Türkiye-Irak ilişkilerinin normalleşmesi kimi rahatsız eder?
Türkiye-Irak ilişkilerinin normalleşmesi kimi rahatsız eder?
Körfez savaşları, işgaller ve terörizm kıskacında ‘çökmüş devlet’ konumuna düşmüş Irak’ın durumu Türkiye ile ilişkileri de uzun süre olumsuz etkiledi. Hem bu süreçte ortaya çıkan otorite boşluğu PKK’nın daha çok alan bulmasını sağlarken hem de işgal sonrası yönetimde İran yanlısı Şii grupların hâkim olması Irak’ın Türkiye ile ilişkilerinde bir yandan ABD’nin bir yandan da İran’ın bariyerlerinin ortaya çıkmasına sebep oldu.
Aynı şekilde Kuzey Irak’taki bölgesel yönetimin durumu ilişkileri daha da karmaşık hâle getirmiş, Bağdat’ın uzun süren menfi tavrı sebebiyle Ankara’nın Erbil’le kurduğu ilişkilerden de Bağdat rahatsızlığını dile getirmişti.
Yine PKK ile mücadele için Irak’ta bulunan Türk askerî varlığı, PKK ile mücadelede Irak’ın yetersiz kalması, su meselesi ve Türkmenlerin durumu ile ilgili pek çok gündem maddesi de ilişkilerdeki temel konular olarak kaldı. Cumhurbaşkanı Erdoğan’ın 12 yıl boyunca Bağdat’a ziyarette bulunmamasının bir bakıma sebebi de bunlardı.

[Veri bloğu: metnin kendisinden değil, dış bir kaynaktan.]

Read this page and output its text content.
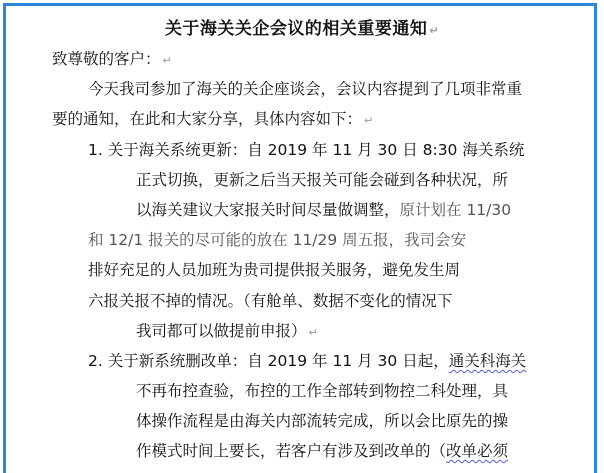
关于海关关企会议的相关重要通知 ↵
致尊敬的客户： ↵
今天我司参加了海关的关企座谈会，会议内容提到了几项非常重
要的通知，在此和大家分享，具体内容如下： ↵
1. 关于海关系统更新：自 2019 年 11 月 30 日 8:30 海关系统
正式切换，更新之后当天报关可能会碰到各种状况，所
以海关建议大家报关时间尽量做调整，原计划在 11/30
和 12/1 报关的尽可能的放在 11/29 周五报，我司会安
排好充足的人员加班为贵司提供报关服务，避免发生周
六报关报不掉的情况。（有舱单、数据不变化的情况下
我司都可以做提前申报） ↵
2. 关于新系统删改单：自 2019 年 11 月 30 日起，通关科海关
不再布控查验，布控的工作全部转到物控二科处理，具
体操作流程是由海关内部流转完成，所以会比原先的操
作模式时间上要长，若客户有涉及到改单的（改单必须
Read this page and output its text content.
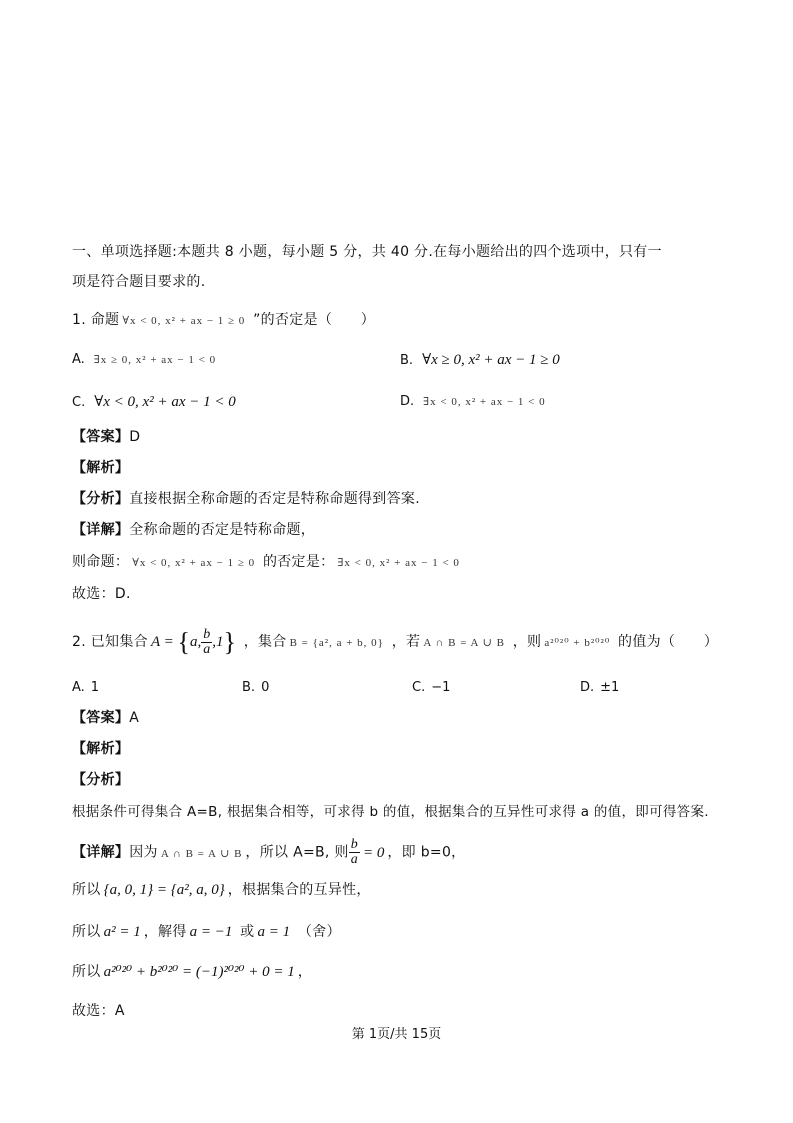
一、单项选择题:本题共 8 小题，每小题 5 分，共 40 分.在每小题给出的四个选项中，只有一
项是符合题目要求的.
1. 命题 ∀x < 0, x² + ax − 1 ≥ 0 ”的否定是（　　）
A. ∃x ≥ 0, x² + ax − 1 < 0	B. ∀x ≥ 0, x² + ax − 1 ≥ 0
C. ∀x < 0, x² + ax − 1 < 0	D. ∃x < 0, x² + ax − 1 < 0
【答案】D
【解析】
【分析】直接根据全称命题的否定是特称命题得到答案.
【详解】全称命题的否定是特称命题，
则命题： ∀x < 0, x² + ax − 1 ≥ 0 的否定是： ∃x < 0, x² + ax − 1 < 0
故选：D.
2. 已知集合 A = {a, $\frac{b}{a} ,1$} ，集合 B = {a², a + b, 0} ，若 A ∩ B = A ∪ B ，则 a²⁰²⁰ + b²⁰²⁰ 的值为（　　）
A. 1	B. 0	C. −1	D. ±1
【答案】A
【解析】
【分析】
根据条件可得集合 A=B, 根据集合相等，可求得 b 的值，根据集合的互异性可求得 a 的值，即可得答案.
【详解】因为 A ∩ B = A ∪ B ，所以 A=B, 则 $\frac{b}{a} = 0$ ，即 b=0，
所以 {a, 0, 1} = {a², a, 0} ，根据集合的互异性，
所以 a² = 1 ，解得 a = −1 或 a = 1 （舍）
所以 a²⁰²⁰ + b²⁰²⁰ = (−1)²⁰²⁰ + 0 = 1 ，
故选：A
第 1页/共 15页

Geçtiğimiz günlerde bulunduğumuz Bağdat’ta tüm büyük siyasi hareketlerin liderleri ile görüşme imkânı yakaladık. Bu görüşmelerde Türkiye ile ilişkilerin ne kadar önemli olduğu vurgulanır ve Türkiye’yle anlaşmazlıkların aşılmasının ne kadar çok istendiğinin altı çizilirken geçmişe göre havanın daha olumluya döndüğü görülebiliyordu.
Türk askerinin Irak’ın kuzeyinde PKK ile mücadele için bulunmasını bir egemenlik ihlali olarak gördüklerini ve bunun önemli bir sorun olduğu Iraklı liderler tarafından dile getirilirken PKK’ya karşı kullandıkları tonun sertleştiği de dikkatlerden kaçmıyordu.
Türk kamuoyunda çok bilinmeyen bir husus ise aslında Irak tarafından en çok dile getirilen su meselesidir. Iraklılar Türkiye’nin kendilerine hakları olan miktarda Fırat ve Dicle suyunu vermediğini dile getiriyorlar. Bu nedenle tarımsal üretimlerinin düştüğünü, elektrik kesintilerinin yaşandığını söylüyorlar. Hatta bu konuyu Türkiye’nin PKK ile mücadelesi konusunda bir pazarlık maddesi hâline de getiriyorlar. Elbette Türkiye’den doğan akarsularla ilgili şikayetlerini çok net bir şekilde ifade edebilen Irak kamuoyunun söz konusu İran’dan gelen akarsular olduğunda çok da ses çıkaramadığını da not etmek gerek.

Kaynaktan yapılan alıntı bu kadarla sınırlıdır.